Last modified: 2023-05-28
Abstract
This work proposed a novel Runge-Kutta Physics-Informed Neural Network (R-KPINN) framework for Computational Structural Dynamics (CSD). In the proposed framework, artificial neural networks (ANNs) are applied to predict the field variables in terms of velocity and displacement, while both the implicit and explicit Runge-Kutta (RK) methods are used to deal with temporal integration. Additionally, the R-KPINN is trained to approximate accurate results of the vibration problems by equilibrium equations and the corresponding initial/boundary conditions[1]. The proposed framework offers an alternative to traditional numerical methods, including mesh-based and meshfree methods. The R-KPINN's meshless nature effectively prevents the issues such as mesh distortion and re-meshing in CSD problems[2]. Besides, The R-KPINN globally calculates the differential terms of the partial differential equations (PDEs) rather than relying on the surrounding nodes or particles. Therefore, the proposed framework can address the accuracy problem caused by uneven sample points and boundary truncation issues in conventional meshfree methods. Finally, the R-KPINN based CSD framework's feasibility and stability are evaluated through several CSD benchmark problems, including one-dimensional Euler-Bernoulli beam, Timoshenko beam and two-dimensional plate vibration problems[3], showcasing its potential to revolutionize the way to solve CSD problems.
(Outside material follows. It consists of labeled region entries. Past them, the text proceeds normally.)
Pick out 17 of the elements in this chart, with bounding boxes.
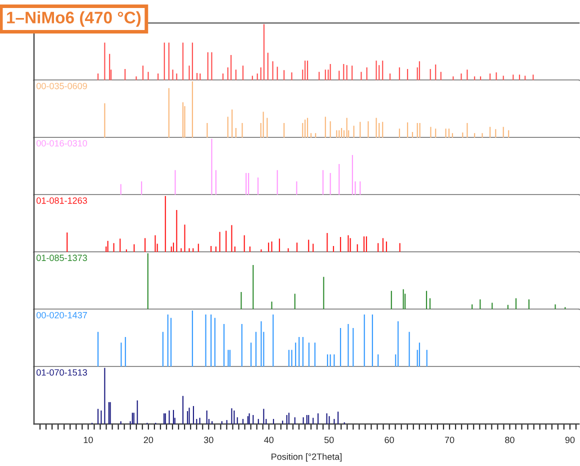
chart-title: 00-020-1437 (36, 312, 87, 318)
x-tick-label: 70 (444, 436, 454, 444)
x-tick-label: 20 (144, 436, 154, 444)
x-tick-label: 80 (505, 436, 514, 444)
chart-title: 01-081-1263 (36, 197, 87, 204)
x-tick-label: 30 (204, 436, 214, 444)
x-tick-label: 10 (84, 436, 93, 444)
x-tick-label: 60 (384, 436, 394, 444)
chart-title: 00-016-0310 (36, 140, 88, 146)
chart-title: 00-035-0609 (36, 82, 87, 90)
chart-title: 1–NiMo6 (470 °C) (7, 11, 141, 27)
x-axis-title: Position [°2Theta] (272, 453, 342, 462)
chart-title: 01-085-1373 (36, 254, 87, 262)
x-tick-label: 90 (565, 436, 575, 444)
x-tick-label: 40 (264, 436, 274, 444)
chart-title: 01-070-1513 (36, 369, 87, 376)
x-tick-label: 50 (324, 436, 334, 444)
Keywords: Computational structural dynamics, Physics informed neural network, Deep learning, Runge-Kuta method
References
[1] M. Raissi, P. Perdikaris, and G. E. Karniadakis, “Physics-informed neural networks: A deep learning framework for solving forward and inverse problems involving nonlinear partial differential equations,” J Comput Phys, vol. 378, pp. 686–707, Feb. 2019, doi: 10.1016/j.jcp.2018.10.045.
[2] D. Baye, “The Lagrange-mesh method,” Physics Reports, vol. 565. 2015. doi: 10.1016/j.physrep.2014.11.006.
[3] S. C. Lin and K. M. Hsiao, “Vibration analysis of a rotating Timoshenko beam,” J Sound Vib, vol. 240, no. 2, 2001, doi: 10.1006/jsvi.2000.3234.